The surge in sales reflects pent-up demand following a severe slowdown during the early months of the pandemic, when New York City was at a standstill as the virus surged, said Noah Rosenblatt, co-founder of UrbanDigs. Buyers are now jumping back into the market as the vaccine rollout accelerates and confidence grows that New York City is safe following a pandemic that has killed more than 31,000 residents.
“We have a rubber-band effect going on in Manhattan,” Mr. Rosenblatt said. “We pulled the rubber band one way, in a bad direction, during 2020, and now it’s kind of shooting back the other way.”
Buyers have been taking advantage of low mortgage rates and seized on the chance to pick up prime Manhattan real estate at lower prices. The median sales price for Manhattan co-ops was $780,000 in the first quarter, down 3.8% year-over-year, according to brokerage Douglas Elliman. Condos, meanwhile, sold for a median price of $1.55 million, down 4.7%.
Mr. Rosenblatt said the “fear discount” that some buyers received last spring is no longer in play, and he expects increasing prices to start being reflected by the end of this year.
Manhattan residential prices started to tumble in March 2020 as fear of Covid-19 intensified. By May, values were down nearly 11% from the start of the year, according to UrbanDigs. But they started to recover not long after that, and in some cases sale prices now appear to be well ahead of January 2020 levels.
One reason any price gains have been modest, compared to much of the rest of the country, is the excess amount of supply in Manhattan. But inventory has fallen 22.5% since the third quarter and is now only about 6.9% above the 20-year quarterly average, said Jonathan Miller, chief executive of appraisal firm Miller Samuel Inc.
“Inventory is not bloated like it was during the summer,” he said. “Inventory is getting leaner.”
Still, Mr. Miller said that while Manhattan’s housing market is recovering, he wouldn’t describe it as booming just yet. He believes the next big step will be when companies start calling workers back into the office.
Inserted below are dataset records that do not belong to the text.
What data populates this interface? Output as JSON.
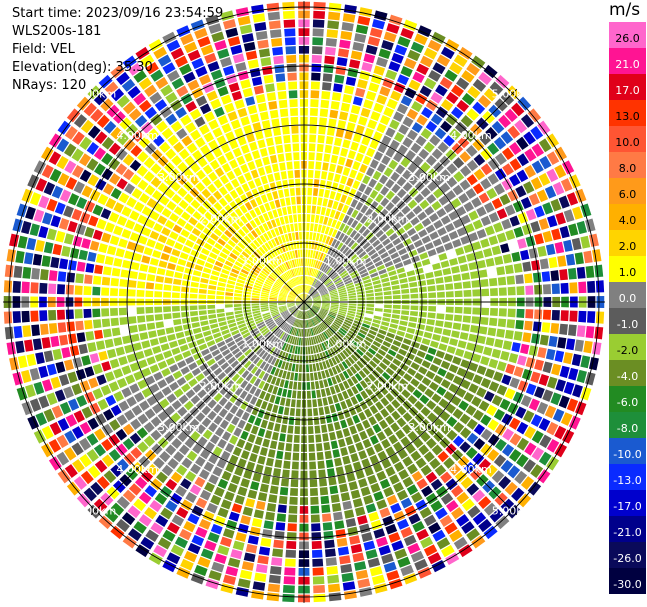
{
  "header": {
    "start_time": "Start time: 2023/09/16 23:54:59",
    "instrument": "WLS200s-181",
    "field": "Field: VEL",
    "elevation": "Elevation(deg): 35.30",
    "nrays": "NRays: 120"
  },
  "colorbar": {
    "unit": "m/s",
    "ticks": [
      "26.0",
      "21.0",
      "17.0",
      "13.0",
      "10.0",
      "8.0",
      "6.0",
      "4.0",
      "2.0",
      "1.0",
      "0.0",
      "-1.0",
      "-2.0",
      "-4.0",
      "-6.0",
      "-8.0",
      "-10.0",
      "-13.0",
      "-17.0",
      "-21.0",
      "-26.0",
      "-30.0"
    ],
    "colors": [
      "#ff66cc",
      "#ff1493",
      "#e0001a",
      "#ff3300",
      "#ff5533",
      "#ff7a45",
      "#ff9a1a",
      "#ffb000",
      "#ffd400",
      "#ffff00",
      "#808080",
      "#5c5c5c",
      "#9acd32",
      "#6b8e23",
      "#228b22",
      "#1e8f3a",
      "#1a5ad0",
      "#0a2bff",
      "#0000cd",
      "#00008b",
      "#0a0a5a",
      "#000040"
    ]
  },
  "chart_data": {
    "type": "ppi",
    "title": "Start time: 2023/09/16 23:54:59",
    "field": "VEL",
    "units": "m/s",
    "nrays": 120,
    "range_rings_km": [
      1.0,
      2.0,
      3.0,
      4.0,
      5.0
    ],
    "range_ring_labels": [
      "1.00km",
      "2.00km",
      "3.00km",
      "4.00km",
      "5.00km"
    ],
    "max_range_km": 5.1,
    "velocity_range": [
      -30.0,
      26.0
    ],
    "regions": [
      {
        "sector": "north-west to north",
        "range_km": [
          0,
          3.0
        ],
        "velocity_ms": 2.0,
        "color_name": "yellow"
      },
      {
        "sector": "north-east",
        "range_km": [
          0.5,
          3.5
        ],
        "velocity_ms": 0.0,
        "color_name": "gray"
      },
      {
        "sector": "east",
        "range_km": [
          0.5,
          3.5
        ],
        "velocity_ms": -1.5,
        "color_name": "yellow-green"
      },
      {
        "sector": "south-east to south",
        "range_km": [
          0,
          3.5
        ],
        "velocity_ms": -4.0,
        "color_name": "olive"
      },
      {
        "sector": "south-west",
        "range_km": [
          0.5,
          3.0
        ],
        "velocity_ms": 0.0,
        "color_name": "gray"
      },
      {
        "sector": "outer ring",
        "range_km": [
          3.5,
          5.1
        ],
        "velocity_ms": null,
        "color_name": "noisy multicolor"
      }
    ]
  }
}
A survey of major employers by the business group Partnership for New York City found that 10% of Manhattan office employees had returned to their desks by early March. Survey respondents said they expected 45% of workers to be back in the office by September, but Mr. Miller said he believes many will accelerate that timeline given the quickening pace of the vaccine rollout.
“When corporate America comes back, and those buildings, instead of being 80-90% empty, are 15-20% empty, that will go a long way in the housing market,” he said.
Signed contracts in Manhattan in the first quarter surged to 3,700, up 58% from the same quarter in 2020. It was the highest total for the first quarter since 2007, according to real-estate brokerage Corcoran Group. Sales were strongest on the borough’s west and east sides and downtown, while upper Manhattan and Midtown saw lower sales, compared with last year.
Buyers included renters taking advantage of lower prices and low mortgage rates, as well as people trading up for bigger spaces with more room for home offices and outdoor amenities like terraces and courtyards, analysts said.
The real-estate market’s recovery is key to New York City’s overall economy, with declining housing values already expected to lower property-tax revenue by about $1 billion next year, according to estimates by the New York City Independent Budget Office. Mr. Rosenblatt of UrbanDigs said he expects the market’s recovery to steadily ramp up in the next one to three years.
“You’re going to have the ground-floor retail come back, you’re going to have the office workers come back, you’re going to have the students come back,” he said.
While some worried that the pandemic would permanently drive people out of the city, the rising home sales show that families are returning as schools and some office buildings reopen.